Полетели ответные выстрелы. Один из них чиркнул стену прямо рядом со мной, следующий за ним разнёс-таки вазу в щепки – на меня полетели цветы и брызги воды. Огонь повели и по Виктории, но та изловчилась дважды выстрелить в ответ, пробив грудь и живот одному из противников.

Из номеров посыпало подкрепление: на этаже оказалось вовсе не шесть, а все девять оппонентов.

Ещё дважды мой револьвер плюнул в их сторону свинец, как закончились пули.

Но тут грохот камнепада сотряс гостиницу! Неожиданно по потолку пришёлся чудовищный удар, посыпались обломки, отвалилась одна из немногих горевших люстр. В облаке пыли, крошева и щепок прямо на корчащегося на полу недобитка сверху спрыгнула тёмная тень.

Оказавшись за спиной у наших врагов, она стремительно атаковала с тыла. Пара молниеносных шагов, в воздухе свистит обоюдоострое лезвие, рассекая горло противнику. Это оказался Истериан, который тут же ударил сильно увеличенной правой рукой по умирающему – кошмарный удар погряз во влажном хрусте, а тело бросило через весь коридор, сбивая противников с ног.

В сокрушающем оружии я узнал свою боевую перчатку Дикобраз.

Полукровка прыгнул на следующего, легко уклонившись от пущенной в упор пули. Из Дикобраза вылез шип со страшными зазубринами и вонзился в живот стрелку. Легко подняв насаженного, Истер укрылся им от полетевших пуль. Приставными шагами полукровка ретировался в ближайший номер. Через секунду из него вылетело изрешечённое тело.

Мы с Викторией уже успели перезарядиться. Слаженно работая курками, мы так плотно накрыли огнём подонков, что те вынуждены были разбегаться в стороны. Моя дочь серьёзно ранила двоих, я же трижды ударил мимо. Наконец выцелил противника, распластавшегося на полу и пытающегося использовать труп товарища в качестве укрытия. Сперва удалось лишь разорвать ему пулей спину, затем я вовсе попал в уже убитого, и только с третьим выстрелом мозги урода разлетелись по сторонам.
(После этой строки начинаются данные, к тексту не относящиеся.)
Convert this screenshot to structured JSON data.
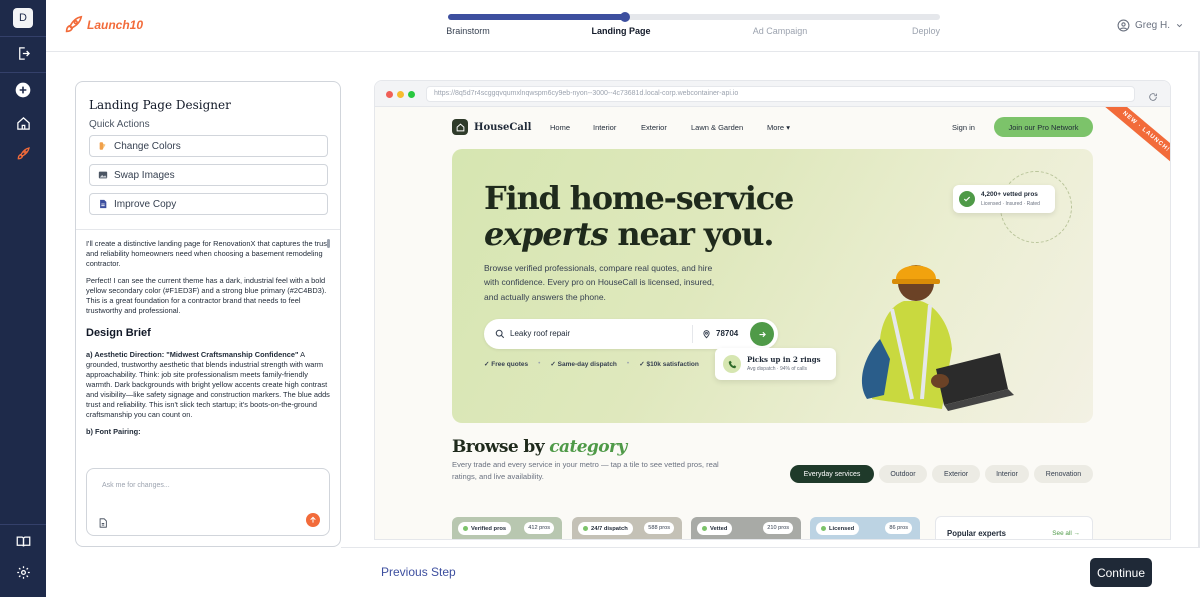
{
  "rail": {
    "avatar_letter": "D",
    "icons": [
      "logout-icon",
      "add-icon",
      "home-icon",
      "rocket-icon",
      "book-icon",
      "settings-icon"
    ]
  },
  "header": {
    "logo_text": "Launch10",
    "brand_color": "#f26b3a",
    "accent_color": "#3d4f9f",
    "progress_fraction": 0.36,
    "steps": [
      {
        "label": "Brainstorm",
        "state": "done"
      },
      {
        "label": "Landing Page",
        "state": "current"
      },
      {
        "label": "Ad Campaign",
        "state": "upcoming"
      },
      {
        "label": "Deploy",
        "state": "upcoming"
      }
    ],
    "user_name": "Greg H."
  },
  "designer": {
    "title": "Landing Page Designer",
    "quick_actions_label": "Quick Actions",
    "actions": [
      {
        "label": "Change Colors",
        "icon": "palette-icon"
      },
      {
        "label": "Swap Images",
        "icon": "image-icon"
      },
      {
        "label": "Improve Copy",
        "icon": "document-icon"
      }
    ],
    "chat": {
      "msg1": "I'll create a distinctive landing page for RenovationX that captures the trust and reliability homeowners need when choosing a basement remodeling contractor.",
      "msg2": "Perfect! I can see the current theme has a dark, industrial feel with a bold yellow secondary color (#F1ED3F) and a strong blue primary (#2C4BD3). This is a great foundation for a contractor brand that needs to feel trustworthy and professional.",
      "brief_heading": "Design Brief",
      "aesthetic_label": "a) Aesthetic Direction: \"Midwest Craftsmanship Confidence\"",
      "aesthetic_text": " A grounded, trustworthy aesthetic that blends industrial strength with warm approachability. Think: job site professionalism meets family-friendly warmth. Dark backgrounds with bright yellow accents create high contrast and visibility—like safety signage and construction markers. The blue adds trust and reliability. This isn't slick tech startup; it's boots-on-the-ground craftsmanship you can count on.",
      "font_label": "b) Font Pairing:"
    },
    "composer_placeholder": "Ask me for changes..."
  },
  "preview": {
    "url": "https://8q5d7r4scggqvqumxlnqwspm6cy9eb-nyon--3000--4c73681d.local-corp.webcontainer-api.io",
    "site": {
      "brand": "HouseCall",
      "nav": [
        "Home",
        "Interior",
        "Exterior",
        "Lawn & Garden",
        "More"
      ],
      "sign_in": "Sign in",
      "cta": "Join our Pro Network",
      "ribbon": "NEW · LAUNCH!",
      "hero_line1": "Find home-service",
      "hero_line2_em": "experts",
      "hero_line2_rest": " near you.",
      "hero_sub": "Browse verified professionals, compare real quotes, and hire with confidence. Every pro on HouseCall is licensed, insured, and actually answers the phone.",
      "search_query": "Leaky roof repair",
      "zip": "78704",
      "perks": [
        "Free quotes",
        "Same-day dispatch",
        "$10k satisfaction"
      ],
      "badge_vetted_title": "4,200+ vetted pros",
      "badge_vetted_sub": "Licensed · Insured · Rated",
      "badge_rings_title": "Picks up in 2 rings",
      "badge_rings_sub": "Avg dispatch · 94% of calls",
      "browse_heading": "Browse by ",
      "browse_heading_em": "category",
      "browse_sub": "Every trade and every service in your metro — tap a tile to see vetted pros, real ratings, and live availability.",
      "filters": [
        {
          "label": "Everyday services",
          "active": true
        },
        {
          "label": "Outdoor",
          "active": false
        },
        {
          "label": "Exterior",
          "active": false
        },
        {
          "label": "Interior",
          "active": false
        },
        {
          "label": "Renovation",
          "active": false
        }
      ],
      "cards": [
        {
          "tag": "Verified pros",
          "count": "412 pros"
        },
        {
          "tag": "24/7 dispatch",
          "count": "588 pros"
        },
        {
          "tag": "Vetted",
          "count": "210 pros"
        },
        {
          "tag": "Licensed",
          "count": "86 pros"
        }
      ],
      "popular_title": "Popular experts",
      "see_all": "See all →"
    }
  },
  "footer": {
    "prev": "Previous Step",
    "next": "Continue"
  }
}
Ещё один грохот ломаемой стены. В комнате справа раздались визги, прерванные звенящим ударом. Из двери, пятясь и стреляя на ходу, вывалился очередной противник. Избежавший всех его выстрелов, следом выскочил Истериан, взмахнул левой, и прикреплённое к ней лезвие лишило неприятеля руки. То не успел ни закричать, ни испугаться, как апперкот Дикобразом подбросил его и размазал по потолку.

Не успел несчастный упасть на пол, как полукровка прыгнул в сторону, уходя от пуль подоспевшей подмоги. Только в коридоре показались враги, Виктория срезала одного из них попаданием в голову, я угодил другому в живот.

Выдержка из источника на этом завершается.